Here's something about my debugging attenpts so far:

I'm throwing the towel wrt to native compilation with MPS on macOS.
Which makes it a failure for me.

The situation is as follows:

When building with native compilation with --enable-checking=all, I am
observing errors of the form

  igc.c:345: Emacs fatal error: assertion failed: h->obj_type != IGC_OBJ_FWD

when compiling Lisp files, for example

  ELC+ELN  ../lisp/international/mule-cmds.elc
  ELC+ELN  ../lisp/files.elc

What file triggers the error is not predictable, and it is not
reproducible when running under LLDB, with or without ASLR.

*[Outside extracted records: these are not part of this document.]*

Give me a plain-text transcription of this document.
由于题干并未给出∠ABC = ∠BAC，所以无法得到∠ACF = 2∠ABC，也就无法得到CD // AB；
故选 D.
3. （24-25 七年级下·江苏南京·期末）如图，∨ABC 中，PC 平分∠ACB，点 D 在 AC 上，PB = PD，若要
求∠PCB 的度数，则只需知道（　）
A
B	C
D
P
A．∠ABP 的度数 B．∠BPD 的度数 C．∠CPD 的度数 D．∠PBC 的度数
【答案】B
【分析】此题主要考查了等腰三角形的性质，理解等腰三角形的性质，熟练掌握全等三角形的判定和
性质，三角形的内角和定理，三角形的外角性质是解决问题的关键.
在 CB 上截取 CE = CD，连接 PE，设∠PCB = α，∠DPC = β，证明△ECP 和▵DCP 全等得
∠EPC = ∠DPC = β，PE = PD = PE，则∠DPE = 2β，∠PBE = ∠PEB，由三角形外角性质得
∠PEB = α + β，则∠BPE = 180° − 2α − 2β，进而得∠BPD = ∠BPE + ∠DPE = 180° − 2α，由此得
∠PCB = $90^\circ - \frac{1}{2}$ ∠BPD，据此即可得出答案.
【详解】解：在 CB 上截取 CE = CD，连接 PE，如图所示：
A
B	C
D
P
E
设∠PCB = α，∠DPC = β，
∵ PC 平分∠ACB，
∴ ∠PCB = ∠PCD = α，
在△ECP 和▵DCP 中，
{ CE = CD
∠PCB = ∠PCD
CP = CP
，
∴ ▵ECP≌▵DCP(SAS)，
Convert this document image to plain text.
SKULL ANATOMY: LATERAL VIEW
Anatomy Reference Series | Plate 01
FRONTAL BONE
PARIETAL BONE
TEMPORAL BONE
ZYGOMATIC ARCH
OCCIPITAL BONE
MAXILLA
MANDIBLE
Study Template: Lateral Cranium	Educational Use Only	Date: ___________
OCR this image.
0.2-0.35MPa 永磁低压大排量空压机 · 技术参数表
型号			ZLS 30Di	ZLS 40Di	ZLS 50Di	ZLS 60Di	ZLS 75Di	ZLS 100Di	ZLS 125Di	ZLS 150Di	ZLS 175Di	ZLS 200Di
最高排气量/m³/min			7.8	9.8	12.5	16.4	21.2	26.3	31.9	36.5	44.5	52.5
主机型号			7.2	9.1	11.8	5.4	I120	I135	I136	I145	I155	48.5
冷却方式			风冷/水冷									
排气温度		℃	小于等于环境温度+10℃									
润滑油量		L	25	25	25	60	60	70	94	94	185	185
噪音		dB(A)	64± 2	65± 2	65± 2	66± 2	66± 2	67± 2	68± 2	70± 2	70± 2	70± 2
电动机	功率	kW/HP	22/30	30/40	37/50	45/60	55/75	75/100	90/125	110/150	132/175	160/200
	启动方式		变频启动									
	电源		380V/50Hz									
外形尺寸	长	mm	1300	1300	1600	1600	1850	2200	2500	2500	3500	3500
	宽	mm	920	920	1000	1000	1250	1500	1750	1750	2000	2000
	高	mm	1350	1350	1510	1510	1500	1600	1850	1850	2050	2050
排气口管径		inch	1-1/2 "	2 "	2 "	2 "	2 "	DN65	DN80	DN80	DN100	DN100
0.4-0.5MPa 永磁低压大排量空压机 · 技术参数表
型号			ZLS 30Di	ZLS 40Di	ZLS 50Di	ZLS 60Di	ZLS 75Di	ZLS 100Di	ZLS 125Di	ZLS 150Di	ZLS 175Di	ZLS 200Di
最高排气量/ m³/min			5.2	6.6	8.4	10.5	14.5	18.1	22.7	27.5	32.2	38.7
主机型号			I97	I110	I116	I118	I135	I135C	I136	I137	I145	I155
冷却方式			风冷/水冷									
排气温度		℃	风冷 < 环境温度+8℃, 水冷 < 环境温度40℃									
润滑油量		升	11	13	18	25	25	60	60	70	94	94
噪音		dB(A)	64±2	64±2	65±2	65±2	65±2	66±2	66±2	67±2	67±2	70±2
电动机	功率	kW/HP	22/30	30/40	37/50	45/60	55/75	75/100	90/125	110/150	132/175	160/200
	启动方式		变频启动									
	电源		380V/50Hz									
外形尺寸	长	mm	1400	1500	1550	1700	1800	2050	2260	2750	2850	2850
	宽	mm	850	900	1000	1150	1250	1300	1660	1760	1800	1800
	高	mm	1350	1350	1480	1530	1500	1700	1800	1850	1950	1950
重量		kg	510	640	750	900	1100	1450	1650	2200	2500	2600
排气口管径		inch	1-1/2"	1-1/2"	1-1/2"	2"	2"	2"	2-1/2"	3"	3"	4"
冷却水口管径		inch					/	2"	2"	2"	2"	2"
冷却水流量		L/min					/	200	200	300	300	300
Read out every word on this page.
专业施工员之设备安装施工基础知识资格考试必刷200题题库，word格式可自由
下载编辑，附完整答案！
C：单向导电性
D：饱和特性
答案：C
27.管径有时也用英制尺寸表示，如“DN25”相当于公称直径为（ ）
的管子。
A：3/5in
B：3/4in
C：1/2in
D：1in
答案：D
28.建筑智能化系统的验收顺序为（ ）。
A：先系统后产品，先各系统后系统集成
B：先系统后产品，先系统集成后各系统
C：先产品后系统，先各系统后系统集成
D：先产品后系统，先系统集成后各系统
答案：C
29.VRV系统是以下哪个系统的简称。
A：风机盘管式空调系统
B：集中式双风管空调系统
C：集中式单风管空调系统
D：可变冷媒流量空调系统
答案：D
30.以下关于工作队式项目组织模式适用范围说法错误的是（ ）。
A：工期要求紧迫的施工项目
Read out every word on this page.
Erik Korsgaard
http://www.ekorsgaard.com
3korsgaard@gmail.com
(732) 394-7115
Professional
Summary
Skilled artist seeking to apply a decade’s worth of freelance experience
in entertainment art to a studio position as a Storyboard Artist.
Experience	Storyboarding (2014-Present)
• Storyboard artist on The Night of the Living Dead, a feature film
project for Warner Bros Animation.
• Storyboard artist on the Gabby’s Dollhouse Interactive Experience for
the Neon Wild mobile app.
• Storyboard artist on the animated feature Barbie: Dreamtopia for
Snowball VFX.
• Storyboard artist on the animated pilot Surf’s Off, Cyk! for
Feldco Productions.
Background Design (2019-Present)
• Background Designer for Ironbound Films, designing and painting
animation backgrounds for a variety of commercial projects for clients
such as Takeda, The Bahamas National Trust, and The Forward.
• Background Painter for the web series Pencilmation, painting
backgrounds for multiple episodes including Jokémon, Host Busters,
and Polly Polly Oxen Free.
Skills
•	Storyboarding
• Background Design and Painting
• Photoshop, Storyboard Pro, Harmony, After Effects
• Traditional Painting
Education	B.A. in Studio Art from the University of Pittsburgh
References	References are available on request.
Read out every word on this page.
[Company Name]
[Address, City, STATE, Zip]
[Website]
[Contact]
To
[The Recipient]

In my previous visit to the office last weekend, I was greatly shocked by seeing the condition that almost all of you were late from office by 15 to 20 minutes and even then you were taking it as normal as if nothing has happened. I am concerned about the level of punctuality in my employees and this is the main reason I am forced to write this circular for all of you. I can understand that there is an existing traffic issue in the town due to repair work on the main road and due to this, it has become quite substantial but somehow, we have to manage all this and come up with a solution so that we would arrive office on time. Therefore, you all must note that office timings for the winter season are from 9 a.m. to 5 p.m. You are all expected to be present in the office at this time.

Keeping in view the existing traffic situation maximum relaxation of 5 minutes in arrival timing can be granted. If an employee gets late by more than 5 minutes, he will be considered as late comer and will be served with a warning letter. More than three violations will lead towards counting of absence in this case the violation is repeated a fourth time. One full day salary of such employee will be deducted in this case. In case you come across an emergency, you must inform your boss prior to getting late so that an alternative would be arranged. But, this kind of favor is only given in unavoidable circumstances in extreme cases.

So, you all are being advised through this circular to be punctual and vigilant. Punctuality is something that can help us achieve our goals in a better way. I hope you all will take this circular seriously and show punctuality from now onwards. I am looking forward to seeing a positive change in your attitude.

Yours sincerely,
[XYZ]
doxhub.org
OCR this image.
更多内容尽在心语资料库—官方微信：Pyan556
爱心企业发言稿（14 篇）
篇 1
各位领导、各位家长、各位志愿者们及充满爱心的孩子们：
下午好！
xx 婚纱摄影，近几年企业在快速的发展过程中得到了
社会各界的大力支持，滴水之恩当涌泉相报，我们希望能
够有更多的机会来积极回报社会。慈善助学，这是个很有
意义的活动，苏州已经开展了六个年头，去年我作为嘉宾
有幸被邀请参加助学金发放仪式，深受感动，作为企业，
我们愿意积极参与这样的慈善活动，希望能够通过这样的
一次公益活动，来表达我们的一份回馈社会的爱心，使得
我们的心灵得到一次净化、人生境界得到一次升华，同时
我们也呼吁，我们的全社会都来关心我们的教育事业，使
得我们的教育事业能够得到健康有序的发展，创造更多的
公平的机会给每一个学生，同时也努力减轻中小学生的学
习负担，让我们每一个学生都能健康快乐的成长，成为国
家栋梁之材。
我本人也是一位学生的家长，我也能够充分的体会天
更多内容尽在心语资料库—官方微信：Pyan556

To debug this, I changed the check in igc.c to not assert, but print
the PID, and enter an endless loop sleeping. This makes it possible to
attach to the process with LLDB.

In all cases I investigated in this way, I'm seeing a pattern: What is
happening is that a function in the Emacs core is called from a
native-compiled function. Things look like, simplified,

  /* In some .eln */
  Lisp_Object d_reloc[100];

  Lisp_Object some_native_compiled_lisp_function ()
  {
    Lisp_Object frame[2];
    frame[0] = d_reloc[17]; // some symbol
    frame[1] = ...
    f_reloc->funcall (2, frame);
  }

where f_reloc is a large struct with function pointer members for
function being called from the .eln. Doesn't matter. We then land in
Ffuncall in the Emacs core, and the first element of its args vector,
a symbol, is found to be forwarded which leads to the assertion.

d_reloc in the .eln is scanned in igc.c, and it being on the control
stack, in frame[], or in a register, should pin it, one would assume.
So how comes Ffuncall in Emacs receives an invalid symbol?

I've checked that d_reloc is indeed scanned by fix_comp_unit. The
check gives me reasonable confidence that this "should work". But as
an alternative, I also made all the things like d_reloc in the .elns
ambiguous roots, so that they cannot possibly be moved, if all works as
expected.

- No change, it still asserts in the same way.

- Changing optimization levels - no change.
- Changing from arm64 to x86_64 - no change.